White Bean Hummus with Tomatoes & Pesto

This cannelini-bean hummus with roasted tomatoes and pesto pairs well with a glass of red wine and Italian tunes.
Publish date:
white bean hummus with tomatoes pesto

Recipe by Laura Rege

  • Makes 1 3/4 cupsServings



  • 1 can (about 15 oz.) cannellini beans (rinsed)

  • 1/4 cup tahini

  • 3 tbsp. fresh lemon juice

  • 1 small clove garlic

  • 3 to 4 tbsp. ice water

  • 2 tbsp. olive oil

  • Salt


  • 1 cup cherry tomatoes

  • 1 tbsp. olive oil

  • 3 tbsp. refrigerated pesto

  • Basil


Mix It Up: In a food processor, puree 1 can (about 15 oz.) cannellini beans (rinsed), 1/4 cup tahini, 3 tbsp. fresh lemon juice, 1 small clove garlic, and 3 to 4 tbsp. ice water until smooth. With the machine running, drizzle in 2 tbsp. olive oil. Season with salt. Transfer to a bowl.

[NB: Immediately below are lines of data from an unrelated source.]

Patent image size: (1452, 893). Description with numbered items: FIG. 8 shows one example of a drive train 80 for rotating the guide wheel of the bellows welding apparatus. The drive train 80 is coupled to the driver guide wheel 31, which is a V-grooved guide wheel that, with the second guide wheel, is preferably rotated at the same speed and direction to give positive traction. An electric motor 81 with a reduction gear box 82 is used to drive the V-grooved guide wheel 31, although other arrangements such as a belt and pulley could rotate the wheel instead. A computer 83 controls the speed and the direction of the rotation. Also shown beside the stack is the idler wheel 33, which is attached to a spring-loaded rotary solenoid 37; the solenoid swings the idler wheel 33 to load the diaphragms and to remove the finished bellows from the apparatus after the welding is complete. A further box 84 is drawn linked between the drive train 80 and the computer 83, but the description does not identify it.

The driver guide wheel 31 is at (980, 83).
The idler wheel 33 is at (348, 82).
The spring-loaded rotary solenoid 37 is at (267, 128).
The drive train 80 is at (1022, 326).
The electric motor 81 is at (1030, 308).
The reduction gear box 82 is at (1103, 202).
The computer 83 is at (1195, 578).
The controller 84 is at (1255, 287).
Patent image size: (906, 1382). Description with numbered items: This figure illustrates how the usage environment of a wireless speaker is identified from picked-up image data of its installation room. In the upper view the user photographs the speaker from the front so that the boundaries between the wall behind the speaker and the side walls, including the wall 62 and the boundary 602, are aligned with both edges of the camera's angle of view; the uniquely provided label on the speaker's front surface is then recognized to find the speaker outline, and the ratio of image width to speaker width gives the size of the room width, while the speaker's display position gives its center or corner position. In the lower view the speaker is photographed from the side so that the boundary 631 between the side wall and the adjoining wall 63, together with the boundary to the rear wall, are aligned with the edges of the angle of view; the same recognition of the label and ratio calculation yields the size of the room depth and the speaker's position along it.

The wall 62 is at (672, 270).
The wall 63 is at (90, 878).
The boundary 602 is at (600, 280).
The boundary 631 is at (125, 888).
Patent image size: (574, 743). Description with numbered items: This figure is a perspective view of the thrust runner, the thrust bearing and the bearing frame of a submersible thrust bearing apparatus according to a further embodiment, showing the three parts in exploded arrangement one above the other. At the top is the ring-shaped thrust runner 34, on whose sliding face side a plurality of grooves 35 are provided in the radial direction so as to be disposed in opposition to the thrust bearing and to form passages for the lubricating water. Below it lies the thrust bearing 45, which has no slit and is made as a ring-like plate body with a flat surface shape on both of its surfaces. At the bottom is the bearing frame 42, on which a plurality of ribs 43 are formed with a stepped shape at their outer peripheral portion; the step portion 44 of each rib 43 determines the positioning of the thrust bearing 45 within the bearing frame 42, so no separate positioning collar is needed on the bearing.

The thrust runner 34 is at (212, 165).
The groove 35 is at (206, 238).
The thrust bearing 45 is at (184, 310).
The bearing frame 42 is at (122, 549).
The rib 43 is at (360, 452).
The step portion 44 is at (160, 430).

Top It Off: In a small baking dish, toss 1 cup cherry tomatoes with 1 tbsp. olive oil. Roast at 425° until the tomatoes burst, about 15 minutes; season. Let cool. Swirl 3 tbsp. refrigerated pesto onto the top of the hummus. Top with the roasted tomatoes with pan juices and some torn basil.